Our code use a transaction for every insert to prevent locking of large chunk of data in the database. It's call the flush method every 2000 insert
As a temporary fix, we moved our import process to run overnight when no one is using our app. Obviously, this cannot go on forever. Please could someone at least point us in the right direction so that we can do more research and hoping we can find a fixes.
Would be good if someone have knowledge of decoding the heap dump
Your help would be very much appreciated by all of us here. Many thanks!
https://s3-ap-southeast-1.amazonaws.com/public-external/datanucleus_heap_dump.png
https://s3-ap-southeast-1.amazonaws.com/public-external/datanucleus_dump2.png
Code Below - Caller of this method does not have a transaction.

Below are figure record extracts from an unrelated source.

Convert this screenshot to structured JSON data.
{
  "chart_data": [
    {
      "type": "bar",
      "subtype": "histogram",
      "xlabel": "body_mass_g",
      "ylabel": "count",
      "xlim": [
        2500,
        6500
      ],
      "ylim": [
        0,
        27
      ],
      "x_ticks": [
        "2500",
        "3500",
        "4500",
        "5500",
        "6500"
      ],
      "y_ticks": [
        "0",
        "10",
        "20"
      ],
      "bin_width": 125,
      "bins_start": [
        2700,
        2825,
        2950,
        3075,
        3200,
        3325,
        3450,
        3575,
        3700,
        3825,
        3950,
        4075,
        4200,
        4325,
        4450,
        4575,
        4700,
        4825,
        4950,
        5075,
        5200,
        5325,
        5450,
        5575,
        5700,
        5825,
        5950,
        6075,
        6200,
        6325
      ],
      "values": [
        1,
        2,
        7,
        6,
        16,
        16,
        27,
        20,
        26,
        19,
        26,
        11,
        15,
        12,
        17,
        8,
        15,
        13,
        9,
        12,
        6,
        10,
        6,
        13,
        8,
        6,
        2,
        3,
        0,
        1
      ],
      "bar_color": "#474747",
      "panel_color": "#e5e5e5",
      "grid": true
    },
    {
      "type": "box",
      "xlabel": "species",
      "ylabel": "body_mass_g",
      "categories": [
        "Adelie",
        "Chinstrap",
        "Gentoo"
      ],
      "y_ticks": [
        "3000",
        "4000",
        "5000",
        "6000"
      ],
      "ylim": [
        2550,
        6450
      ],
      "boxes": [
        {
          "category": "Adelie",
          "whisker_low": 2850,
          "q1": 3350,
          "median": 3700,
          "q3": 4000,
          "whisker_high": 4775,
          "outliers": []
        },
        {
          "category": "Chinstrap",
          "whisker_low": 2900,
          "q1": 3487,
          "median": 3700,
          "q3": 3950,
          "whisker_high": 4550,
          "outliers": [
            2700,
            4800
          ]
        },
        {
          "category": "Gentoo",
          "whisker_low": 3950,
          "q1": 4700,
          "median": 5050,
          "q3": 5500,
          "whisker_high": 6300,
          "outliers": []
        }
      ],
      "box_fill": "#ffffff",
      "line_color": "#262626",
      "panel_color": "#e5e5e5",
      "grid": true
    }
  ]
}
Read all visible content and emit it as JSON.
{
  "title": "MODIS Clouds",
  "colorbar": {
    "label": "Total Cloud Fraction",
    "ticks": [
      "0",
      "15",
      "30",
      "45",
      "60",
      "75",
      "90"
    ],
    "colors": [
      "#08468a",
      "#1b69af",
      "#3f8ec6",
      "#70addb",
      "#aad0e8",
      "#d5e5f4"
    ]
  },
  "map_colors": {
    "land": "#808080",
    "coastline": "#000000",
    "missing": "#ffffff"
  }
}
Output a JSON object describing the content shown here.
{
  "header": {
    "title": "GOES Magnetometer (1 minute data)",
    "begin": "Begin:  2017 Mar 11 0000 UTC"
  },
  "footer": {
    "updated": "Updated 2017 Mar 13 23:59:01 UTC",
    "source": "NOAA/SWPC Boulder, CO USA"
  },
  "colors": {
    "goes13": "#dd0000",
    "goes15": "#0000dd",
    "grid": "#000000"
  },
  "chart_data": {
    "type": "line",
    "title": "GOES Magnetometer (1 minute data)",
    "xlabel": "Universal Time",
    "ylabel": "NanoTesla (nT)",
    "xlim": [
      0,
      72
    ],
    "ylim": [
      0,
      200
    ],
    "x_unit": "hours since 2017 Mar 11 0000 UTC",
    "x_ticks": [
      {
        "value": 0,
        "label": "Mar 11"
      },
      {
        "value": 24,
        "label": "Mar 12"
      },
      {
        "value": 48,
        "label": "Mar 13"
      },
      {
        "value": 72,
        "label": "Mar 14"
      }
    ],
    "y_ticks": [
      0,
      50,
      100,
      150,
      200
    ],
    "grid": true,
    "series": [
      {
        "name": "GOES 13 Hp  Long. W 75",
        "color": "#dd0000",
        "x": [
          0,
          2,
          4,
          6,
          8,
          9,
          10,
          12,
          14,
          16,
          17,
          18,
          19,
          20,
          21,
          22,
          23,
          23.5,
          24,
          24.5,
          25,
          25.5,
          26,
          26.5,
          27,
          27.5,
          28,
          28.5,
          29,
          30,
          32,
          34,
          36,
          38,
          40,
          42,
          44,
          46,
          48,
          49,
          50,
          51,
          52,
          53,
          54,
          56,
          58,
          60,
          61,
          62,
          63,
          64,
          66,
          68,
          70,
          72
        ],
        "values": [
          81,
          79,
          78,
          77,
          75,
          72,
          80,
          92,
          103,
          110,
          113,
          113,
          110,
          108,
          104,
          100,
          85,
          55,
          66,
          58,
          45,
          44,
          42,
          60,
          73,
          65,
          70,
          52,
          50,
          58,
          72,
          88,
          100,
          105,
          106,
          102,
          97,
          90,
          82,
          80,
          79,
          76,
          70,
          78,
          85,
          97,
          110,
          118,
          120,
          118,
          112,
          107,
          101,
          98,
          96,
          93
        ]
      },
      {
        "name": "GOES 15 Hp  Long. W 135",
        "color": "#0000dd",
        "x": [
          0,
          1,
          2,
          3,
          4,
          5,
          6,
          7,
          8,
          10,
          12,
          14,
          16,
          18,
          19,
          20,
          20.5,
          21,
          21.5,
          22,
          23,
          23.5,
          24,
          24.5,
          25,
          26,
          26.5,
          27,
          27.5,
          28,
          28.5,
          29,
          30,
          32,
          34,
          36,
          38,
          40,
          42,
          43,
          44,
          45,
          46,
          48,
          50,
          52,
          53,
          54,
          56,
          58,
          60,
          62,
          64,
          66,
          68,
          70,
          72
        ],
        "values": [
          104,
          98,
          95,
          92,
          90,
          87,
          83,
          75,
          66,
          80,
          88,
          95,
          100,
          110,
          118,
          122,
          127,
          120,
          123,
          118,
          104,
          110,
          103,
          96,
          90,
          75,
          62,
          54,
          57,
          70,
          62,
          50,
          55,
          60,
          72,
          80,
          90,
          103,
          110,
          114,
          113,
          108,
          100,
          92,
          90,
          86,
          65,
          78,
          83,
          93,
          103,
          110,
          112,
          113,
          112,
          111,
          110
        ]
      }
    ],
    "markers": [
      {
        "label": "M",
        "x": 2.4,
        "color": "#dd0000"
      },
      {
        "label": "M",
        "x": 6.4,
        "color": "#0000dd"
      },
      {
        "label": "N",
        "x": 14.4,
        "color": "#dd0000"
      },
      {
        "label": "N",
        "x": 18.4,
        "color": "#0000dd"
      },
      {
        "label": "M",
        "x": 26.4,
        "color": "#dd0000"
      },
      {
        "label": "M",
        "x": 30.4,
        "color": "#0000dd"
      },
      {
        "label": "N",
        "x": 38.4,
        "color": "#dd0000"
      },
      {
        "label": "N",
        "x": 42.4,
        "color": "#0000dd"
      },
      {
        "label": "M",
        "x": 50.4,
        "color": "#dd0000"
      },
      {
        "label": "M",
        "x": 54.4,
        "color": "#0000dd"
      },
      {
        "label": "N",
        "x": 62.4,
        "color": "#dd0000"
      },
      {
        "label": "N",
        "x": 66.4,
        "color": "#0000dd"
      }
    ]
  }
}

This method will process one import object per call, and we need to process around 100K of these object daily
#Override
#PreAuthorize("(hasUserRole('ROLE_ADMIN')")
#Transactional(propagation = Propagation.REQUIRED)
public void processImport(ImportInvestorAccountUpdate account, String advisorCompanyKey) {
ImportInvestorAccountDescriptor invAccDesc = account
.getInvestorAccount();
InvestorAccount invAcc = getInvestorAccountByImportDescriptor(
invAccDesc, advisorCompanyKey);
try {
ParseReportingData parseReportingData = ctx
.getBean(ParseReportingData.class);
String baseCCY = invAcc.getBaseCurrency();
Date valueDate = account.getValueDate();
ArrayList<InvestorAccountInformationILAS> infoList = parseReportingData
.getInvestorAccountInformationILAS(null, invAcc, valueDate,
baseCCY);
InvestorAccountInformationILAS info = infoList.get(0);
PositionSnapshot snapshot = new PositionSnapshot();
ArrayList<Position> posList = new ArrayList<Position>();
Double totalValueInBase = 0.0;
double totalQty = 0.0;
for (ImportPosition importPos : account.getPositions()) {
Asset asset = getAssetByImportDescriptor(importPos
.getTicker());
PositionInsurance pos = new PositionInsurance();
pos.setAsset(asset);
pos.setQuantity(importPos.getUnits());
pos.setQuantityType(Position.QUANTITY_TYPE_UNITS);
posList.add(pos);
}
snapshot.setPositions(posList);
info.setHoldings(snapshot);
log.info("persisting a new investorAccountInformation(source:"
+ invAcc.getReportSource() + ") on " + valueDate
+ " of InvestorAccount(key:" + invAcc.getKey() + ")");
persistenceService.updateManagementEntity(invAcc);
} catch (Exception e) {
throw new DataImportException(invAcc == null ? null : invAcc.getKey(), advisorCompanyKey,
e.getMessage());
}
}
Do you use the same pm for the entire job?
If so, you may want to try to close and create new ones once in a while.
If not, this could be the L2 cache. What setting do you have for datanucleus.cache.level2.type? It think it's a weak map by default. You may want to try none for testing.